Art de partage et de compassion

Maurice Douard est un démiurge pudique, un créateur d’architecture habitée. Si la blancheur dominante qu’il instaure ne possède rien, elle installe en chaque œuvre un seuil innombrable, qui outrepasse toujours les misères du monde. Contagion de la beauté.

Œuvre de présence avide et féconde qui effaçe en elle ce qui gravite autour du visible et se désigne aveuglément dans toutes les illusions du monde.

Œuvre d’extrême picturalité où la surface des choses est balayée, emportée sous la pression unique d’une formidable tension mentale, dans un paysage sans repère. Et l’étendue, dans cette architecture d’absence, respire admirablement. Il n’y a pas de limite à cette ouverture mentale… Voyage sans fin et sans bagage…

Bichromie blanche et noire enserrant l’humaine polychromie. Cependant qu’une cascade rouge et charnelle desserre parfois l’étau, et l’oxygène du dedans peut croître dans cette ivresse contrôlée.

Art de partage, de secret et de compassion.

Art d’extrême humanité

L’étendue chez Maurice Douard est une impensable géométrie murale, une miraculeuse dislocation envoûtée, plongée dans la chromatique lancinante et décantée d’un désert mystique, où chacun enfin pourrait rêver d’amour.

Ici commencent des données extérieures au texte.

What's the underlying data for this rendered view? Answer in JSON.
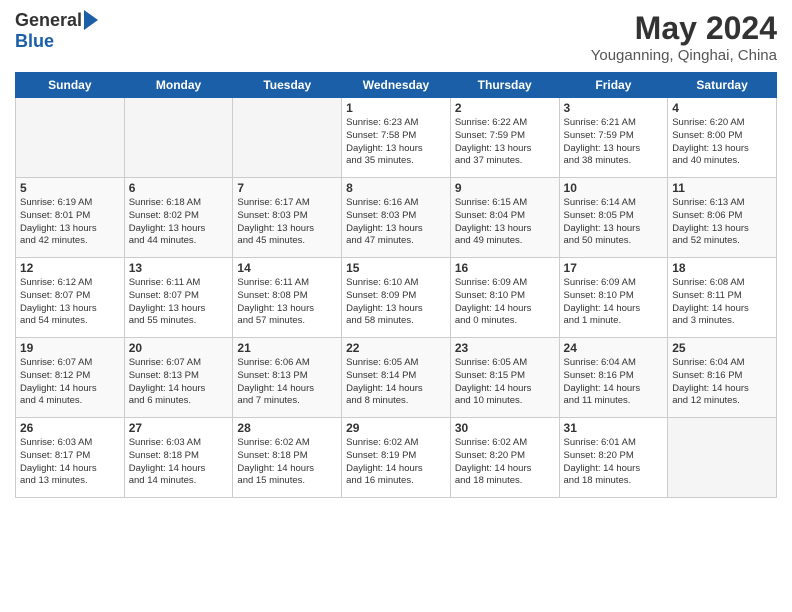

La personne humaine, fût-elle flottante, fantomatique ou cernée, voire enchâssée comme un vitrail, est le point d’orgue absolu de chaque œuvre, et le magique point d’horizon de toute espérance. Migrant d’âme voyageuse, et personnage sans statut, sinon celui de la pure existence libérée des artifices de la mondanité. Ce presque rien de chair vive, ce sac de peau intime, affronte à vif l’étendue. Dans l’imminence d’une paix immense.

La présence humaine, chez Maurice Douard, est un choc tendu de mystère latent, un miracle de fragilité. Une cible à regards. Un soleil d’âme. Un talisman de pure humanité.

Chaque peinture est une secousse

Dans l’insondable de l’espace peint, l’indestructible humain fait irruption. En effraction charnelle, il accidente l’étendue. Il fait la vie. Il dit l’amour de la vie. Art agissant. Peinture étrangement chamanique, quand le corps d’absolue vitalité se déploie et se cristallise. Pas de limite aux éclats des couleurs qui savent infiniment résonner dans l’univers sans borne du dehors-dedans.

Dans cette picturale union des extrêmes, des échos d’espace se répondent en espace, et plus rien ne fait barrage à l’énigme chaude et incarnée de l’existence.

Art de défiguration et de déflagration ? Ou bien, au contraire, art de véritable recentration ? Voire de magistrale et nouvelle structuration ?

Deux esthétiques éloignées s’affrontent ici, d’où naît la vraie haute peinture. Celle du dénuement spatial, essentiel, âpre, et comme découpé au scalpel, et celle de la tache brûlante et surgissante comme une fulgurance arrêtée.

L’univers de Maurice Douard est dur miroir d’immensité pour corps seul, vêtu de pure peinture.